Mesnevi’den Hikayeler; “Hırsız”
Vaktiyle hırsızın biri, bir bahçedeki en güzel meyve ağacına çıktı; ama meyvelerin olmuşlarına uzanamadı. Dalları silkerek meyveleri yere dökmeye başladı. Bahçe sahibi durumu görünce, koşarak ağacın yanına gelip adama bağırdı:
“Hey utanmaz herif, ne yapıyorsun? Kimsin? Bütün meyvelerim yere döküldü. Allah’tan korkmaz mısın? Bahçemin meyvelerini mahvediyorsun,” dedi.
Ağaçtaki hırsız hiç oralı olmaksızın, sanki kendi malıymış gibi konuştu:
“Ne bağırıyorsun be adam! Tanrı’nın bağından, Tanrı’nın kulu bir meyve yerse, bu suç mudur? Nedir yani, ne demek istiyorsun?” dedi.
Bahçe sahibi:
“İn bakalım aşağı, in de görüşelim!” dedi.

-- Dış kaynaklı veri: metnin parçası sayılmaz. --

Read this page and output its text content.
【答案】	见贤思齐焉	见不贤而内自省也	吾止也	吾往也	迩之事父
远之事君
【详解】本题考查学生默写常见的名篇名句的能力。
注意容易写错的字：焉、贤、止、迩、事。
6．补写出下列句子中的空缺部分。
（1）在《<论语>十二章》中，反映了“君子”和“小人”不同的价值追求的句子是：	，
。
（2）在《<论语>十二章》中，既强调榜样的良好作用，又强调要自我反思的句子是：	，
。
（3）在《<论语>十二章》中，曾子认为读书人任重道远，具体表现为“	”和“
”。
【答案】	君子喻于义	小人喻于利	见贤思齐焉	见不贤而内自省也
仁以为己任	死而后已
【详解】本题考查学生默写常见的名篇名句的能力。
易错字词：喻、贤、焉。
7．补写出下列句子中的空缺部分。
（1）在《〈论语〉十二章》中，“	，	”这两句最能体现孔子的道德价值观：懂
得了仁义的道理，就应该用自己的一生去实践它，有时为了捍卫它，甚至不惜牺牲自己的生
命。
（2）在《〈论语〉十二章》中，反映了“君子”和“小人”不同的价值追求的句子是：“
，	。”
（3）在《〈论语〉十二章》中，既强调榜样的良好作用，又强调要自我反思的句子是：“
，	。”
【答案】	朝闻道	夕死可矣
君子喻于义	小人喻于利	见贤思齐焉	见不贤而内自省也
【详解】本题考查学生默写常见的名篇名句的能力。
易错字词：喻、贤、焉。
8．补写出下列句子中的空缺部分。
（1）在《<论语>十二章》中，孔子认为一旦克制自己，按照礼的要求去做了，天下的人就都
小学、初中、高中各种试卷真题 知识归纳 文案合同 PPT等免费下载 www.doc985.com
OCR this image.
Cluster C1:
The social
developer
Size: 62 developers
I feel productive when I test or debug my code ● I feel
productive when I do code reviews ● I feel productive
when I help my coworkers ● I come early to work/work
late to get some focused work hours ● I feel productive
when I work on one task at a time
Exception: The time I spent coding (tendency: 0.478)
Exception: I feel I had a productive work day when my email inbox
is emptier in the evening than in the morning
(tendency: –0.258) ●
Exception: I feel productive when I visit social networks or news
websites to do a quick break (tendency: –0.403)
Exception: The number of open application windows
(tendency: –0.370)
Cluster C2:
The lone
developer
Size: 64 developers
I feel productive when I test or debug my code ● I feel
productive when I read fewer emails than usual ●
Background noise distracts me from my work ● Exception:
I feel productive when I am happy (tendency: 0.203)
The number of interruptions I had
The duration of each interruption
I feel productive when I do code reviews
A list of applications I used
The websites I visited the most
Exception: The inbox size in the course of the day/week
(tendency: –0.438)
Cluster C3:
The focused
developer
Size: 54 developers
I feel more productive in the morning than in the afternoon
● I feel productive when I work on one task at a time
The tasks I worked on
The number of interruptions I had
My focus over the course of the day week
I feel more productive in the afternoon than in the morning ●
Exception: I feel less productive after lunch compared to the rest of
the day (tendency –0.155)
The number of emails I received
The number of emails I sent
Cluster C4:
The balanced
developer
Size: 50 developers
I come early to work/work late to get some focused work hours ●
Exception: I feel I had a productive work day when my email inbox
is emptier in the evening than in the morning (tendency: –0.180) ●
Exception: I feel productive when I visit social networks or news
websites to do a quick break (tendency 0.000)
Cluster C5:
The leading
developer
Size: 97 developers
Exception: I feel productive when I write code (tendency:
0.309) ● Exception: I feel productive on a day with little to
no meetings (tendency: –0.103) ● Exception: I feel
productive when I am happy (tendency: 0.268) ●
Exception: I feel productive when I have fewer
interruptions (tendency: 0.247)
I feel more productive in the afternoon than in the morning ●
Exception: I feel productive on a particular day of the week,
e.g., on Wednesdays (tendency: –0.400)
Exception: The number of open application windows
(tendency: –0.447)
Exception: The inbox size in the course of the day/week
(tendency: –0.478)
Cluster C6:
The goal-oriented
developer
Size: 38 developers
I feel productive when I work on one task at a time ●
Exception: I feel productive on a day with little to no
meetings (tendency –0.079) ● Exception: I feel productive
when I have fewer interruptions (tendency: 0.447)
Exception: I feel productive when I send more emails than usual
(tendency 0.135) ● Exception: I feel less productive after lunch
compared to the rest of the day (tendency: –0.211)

Hırsız indi, bahçe sahibi hırsızın elini kolunu güzelce bağlayıp hizmetlisini çağırdı:
“Al şu sopayı, vur şu herife!” dedi.
Hizmetli sopayı vurdukça, hırsız bağırıyordu:
“Aman efendim, ne olur yapmayın, etmeyin. Allah’tan korkun!” diyerek bağırıp çağırdı.
Bahçe sahibi:
“Ne bağırıp çağırıyorsun be adam! Sopa Allah’ın, vuran Allah’ın bir kulu, Allah’ın bir buyruğunu yerine getiriyor: bunun ne günahı var?” dedi.